Imperial Gypsum & Oil Corp. v. Chaplin
Before: Allyn
ALLYN, J., pro tem.
In February, 1929, the defendant Chaplin executed and delivered to the defendant AbramsonBode Corporation four promissory notes, totaling $50,000, to be used by it in the formation of a merger or syndicate of this corporation and the Universal Silicate Stucco Corporation of Hollywood, the new concern to be known as the Universal Silicate Stucco & Lime Products Corporation. There is a conflict in the testimony as to whether these notes were merely to be held as assets for the purpose of showing a good financial statement, to be released through ordinary business channels or applied in the purchase of stock of the newly formed cor
[111]
poration. In March of that year the payee transferred one of these notes, the subject of this action, to the Imperial Gypsum & Oil Corporation, the plaintiff herein. This note was defaulted and in answer to a complaint thereon it was set up in defense that the note was procured by false and fraudulent representations, that there was a lack and failure of consideration thereof, and that the plaintiff was not a
bona fide
purchaser for value. The trial court found for the defendant Chaplin on all issues.

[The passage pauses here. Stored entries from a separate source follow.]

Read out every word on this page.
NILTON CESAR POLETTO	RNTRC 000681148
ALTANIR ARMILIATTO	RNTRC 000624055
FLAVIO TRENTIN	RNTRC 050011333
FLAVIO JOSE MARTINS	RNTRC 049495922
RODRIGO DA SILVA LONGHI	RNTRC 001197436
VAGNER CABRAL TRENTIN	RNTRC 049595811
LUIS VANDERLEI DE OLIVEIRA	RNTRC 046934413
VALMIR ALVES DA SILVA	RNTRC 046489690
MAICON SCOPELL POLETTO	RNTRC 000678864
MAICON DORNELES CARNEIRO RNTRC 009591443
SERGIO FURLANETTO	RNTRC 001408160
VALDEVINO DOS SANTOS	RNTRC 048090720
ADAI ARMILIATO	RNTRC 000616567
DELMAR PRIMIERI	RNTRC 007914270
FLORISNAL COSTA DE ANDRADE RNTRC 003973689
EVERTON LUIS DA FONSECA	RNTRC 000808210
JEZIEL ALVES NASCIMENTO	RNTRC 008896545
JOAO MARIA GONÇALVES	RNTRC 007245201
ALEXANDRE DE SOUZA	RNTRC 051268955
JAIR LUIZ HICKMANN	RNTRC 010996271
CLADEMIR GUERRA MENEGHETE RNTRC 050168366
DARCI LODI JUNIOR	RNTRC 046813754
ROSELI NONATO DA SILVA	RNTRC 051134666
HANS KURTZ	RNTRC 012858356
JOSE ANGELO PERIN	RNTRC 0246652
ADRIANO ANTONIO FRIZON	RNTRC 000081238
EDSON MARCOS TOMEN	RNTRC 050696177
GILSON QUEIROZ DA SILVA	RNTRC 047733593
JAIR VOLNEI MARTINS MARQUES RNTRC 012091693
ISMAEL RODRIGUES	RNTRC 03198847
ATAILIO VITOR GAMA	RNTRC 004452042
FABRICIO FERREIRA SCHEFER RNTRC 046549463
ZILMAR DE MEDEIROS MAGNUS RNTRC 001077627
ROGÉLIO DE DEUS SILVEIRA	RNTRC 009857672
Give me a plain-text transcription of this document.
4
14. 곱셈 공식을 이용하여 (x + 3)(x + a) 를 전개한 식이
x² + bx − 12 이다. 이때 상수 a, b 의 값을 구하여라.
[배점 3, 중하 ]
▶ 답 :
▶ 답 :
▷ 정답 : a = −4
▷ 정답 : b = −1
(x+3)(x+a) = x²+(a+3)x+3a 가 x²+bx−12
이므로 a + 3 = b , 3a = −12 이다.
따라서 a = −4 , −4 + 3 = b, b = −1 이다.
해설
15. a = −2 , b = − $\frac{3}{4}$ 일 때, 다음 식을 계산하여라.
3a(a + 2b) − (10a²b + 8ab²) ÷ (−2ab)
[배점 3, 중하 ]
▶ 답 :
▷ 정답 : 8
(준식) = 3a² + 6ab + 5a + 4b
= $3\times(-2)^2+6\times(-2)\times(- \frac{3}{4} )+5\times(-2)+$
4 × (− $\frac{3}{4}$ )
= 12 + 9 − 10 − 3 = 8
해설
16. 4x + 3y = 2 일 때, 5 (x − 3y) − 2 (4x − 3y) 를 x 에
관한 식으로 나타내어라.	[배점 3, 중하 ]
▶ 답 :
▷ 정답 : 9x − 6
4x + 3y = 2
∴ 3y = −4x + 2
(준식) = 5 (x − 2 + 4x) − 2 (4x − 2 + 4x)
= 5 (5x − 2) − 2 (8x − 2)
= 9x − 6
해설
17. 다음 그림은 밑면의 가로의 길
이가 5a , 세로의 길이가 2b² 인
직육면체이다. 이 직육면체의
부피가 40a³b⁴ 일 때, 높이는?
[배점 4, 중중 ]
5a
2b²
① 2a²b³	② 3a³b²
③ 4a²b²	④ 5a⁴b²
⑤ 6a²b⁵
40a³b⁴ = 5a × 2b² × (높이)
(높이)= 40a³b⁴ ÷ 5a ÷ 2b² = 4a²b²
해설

On this appeal it is submitted that plaintiff is a
bona fide
purchaser of the note in due course and for value; that the defendant Chaplin is estopped from claiming its invalidity; and that certain material findings of the trial court are unsupported by the evidence. These specifications of error can all be disposed of by the decision as to the sufficiency of the evidence on three points: First, was the note secured by false representation or was there a lack or failure of consideration; second, was the plaintiff a
bona fide
purchaser ; third, was defendant Chaplin estopped from denying the invalidity of the note.
It is too well established to require citation .of authority that the judgment of a trial court on questions of fact will not be disturbed on appeal where there is sufficient evidence to raise a conflict. If, therefore, there is evidence in the record, even though slight, to sustain defendant Chaplin’s contentions at the trial this court cannot set aside the conclusion of the trial judge who heard the evidence and whose duty it was to find the facts.